ECLI:NL:RBDHA:2016:13767
Rechtbank Den Haag
- Voorlopige voorziening
- A.W. Ente
- Rechtspraak.nl
Asielaanvraag en verantwoordelijkheidscriteria onder de Dublinverordening
In deze zaak heeft de Rechtbank Den Haag op 7 november 2016 uitspraak gedaan in een bodemprocedure en een verzoek om voorlopige voorziening met betrekking tot de asielaanvraag van eiser, een Pakistaanse nationaliteit bezittende man. Eiser had op 7 augustus 2016 een aanvraag ingediend voor een verblijfsvergunning asiel voor bepaalde tijd. Het bestreden besluit van de staatssecretaris van Veiligheid en Justitie, gedateerd 13 oktober 2016, weigerde de asielaanvraag in behandeling te nemen, met als argument dat Polen verantwoordelijk was voor de behandeling van de aanvraag op basis van de Dublinverordening. Eiser heeft hiertegen beroep ingesteld en verzocht om een voorlopige voorziening om overdracht te voorkomen.
Tijdens de zitting op 2 november 2016 is eiser verschenen, bijgestaan door zijn gemachtigde, terwijl de staatssecretaris zich liet vertegenwoordigen door zijn gemachtigde. De rechtbank heeft vastgesteld dat eiser met een visum voor Polen naar Hongarije is gereisd en daar asiel heeft aangevraagd. De rechtbank heeft de relevante artikelen van de Dublinverordening en de Vreemdelingenwet 2000 in overweging genomen en geconcludeerd dat Polen op basis van het verleende visum verantwoordelijk is voor de behandeling van de asielaanvraag.

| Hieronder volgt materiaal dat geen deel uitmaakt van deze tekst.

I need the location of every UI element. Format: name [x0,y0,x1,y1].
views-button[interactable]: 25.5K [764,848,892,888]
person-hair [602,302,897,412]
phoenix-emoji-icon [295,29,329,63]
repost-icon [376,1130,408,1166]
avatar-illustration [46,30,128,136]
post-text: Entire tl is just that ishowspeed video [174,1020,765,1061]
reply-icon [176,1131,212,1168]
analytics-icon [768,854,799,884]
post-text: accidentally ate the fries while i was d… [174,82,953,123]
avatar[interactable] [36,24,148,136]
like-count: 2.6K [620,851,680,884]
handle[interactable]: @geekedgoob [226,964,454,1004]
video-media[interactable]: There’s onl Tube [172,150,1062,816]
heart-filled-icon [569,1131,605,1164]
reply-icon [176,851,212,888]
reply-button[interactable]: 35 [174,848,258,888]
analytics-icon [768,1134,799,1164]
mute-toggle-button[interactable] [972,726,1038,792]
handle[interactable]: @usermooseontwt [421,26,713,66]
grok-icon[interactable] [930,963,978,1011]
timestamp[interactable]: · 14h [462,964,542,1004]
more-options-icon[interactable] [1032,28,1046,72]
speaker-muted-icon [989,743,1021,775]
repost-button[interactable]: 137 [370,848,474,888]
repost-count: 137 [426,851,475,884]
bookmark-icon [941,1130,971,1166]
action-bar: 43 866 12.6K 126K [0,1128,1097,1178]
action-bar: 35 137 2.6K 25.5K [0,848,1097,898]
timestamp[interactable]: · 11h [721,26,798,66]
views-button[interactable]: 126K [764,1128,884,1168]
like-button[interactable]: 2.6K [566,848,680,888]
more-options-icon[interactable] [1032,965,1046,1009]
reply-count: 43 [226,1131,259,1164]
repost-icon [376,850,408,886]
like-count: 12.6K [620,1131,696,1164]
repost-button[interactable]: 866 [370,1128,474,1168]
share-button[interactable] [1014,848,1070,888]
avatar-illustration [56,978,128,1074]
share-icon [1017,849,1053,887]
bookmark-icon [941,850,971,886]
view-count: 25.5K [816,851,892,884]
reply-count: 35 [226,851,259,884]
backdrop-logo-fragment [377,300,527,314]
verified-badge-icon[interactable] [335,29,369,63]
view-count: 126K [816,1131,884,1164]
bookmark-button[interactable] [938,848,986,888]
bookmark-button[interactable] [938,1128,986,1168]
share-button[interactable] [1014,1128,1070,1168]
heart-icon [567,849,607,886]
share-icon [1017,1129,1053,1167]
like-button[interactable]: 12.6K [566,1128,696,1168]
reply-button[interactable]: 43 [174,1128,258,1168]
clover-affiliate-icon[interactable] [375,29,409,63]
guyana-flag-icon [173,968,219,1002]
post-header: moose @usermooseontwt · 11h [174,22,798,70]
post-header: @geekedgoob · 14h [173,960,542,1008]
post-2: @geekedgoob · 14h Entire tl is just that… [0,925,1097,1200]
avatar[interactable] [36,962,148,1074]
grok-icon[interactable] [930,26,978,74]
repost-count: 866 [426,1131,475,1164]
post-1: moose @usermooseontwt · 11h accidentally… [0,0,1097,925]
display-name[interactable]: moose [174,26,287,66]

De rechtbank heeft geoordeeld dat het beroep ongegrond is en het verzoek om voorlopige voorziening is afgewezen. De rechtbank heeft geen aanleiding gezien om een van de partijen in de proceskosten te veroordelen. De uitspraak is openbaar uitgesproken en partijen zijn geïnformeerd over de mogelijkheid tot hoger beroep bij de Afdeling bestuursrechtspraak van de Raad van State binnen een week na verzending van de uitspraak.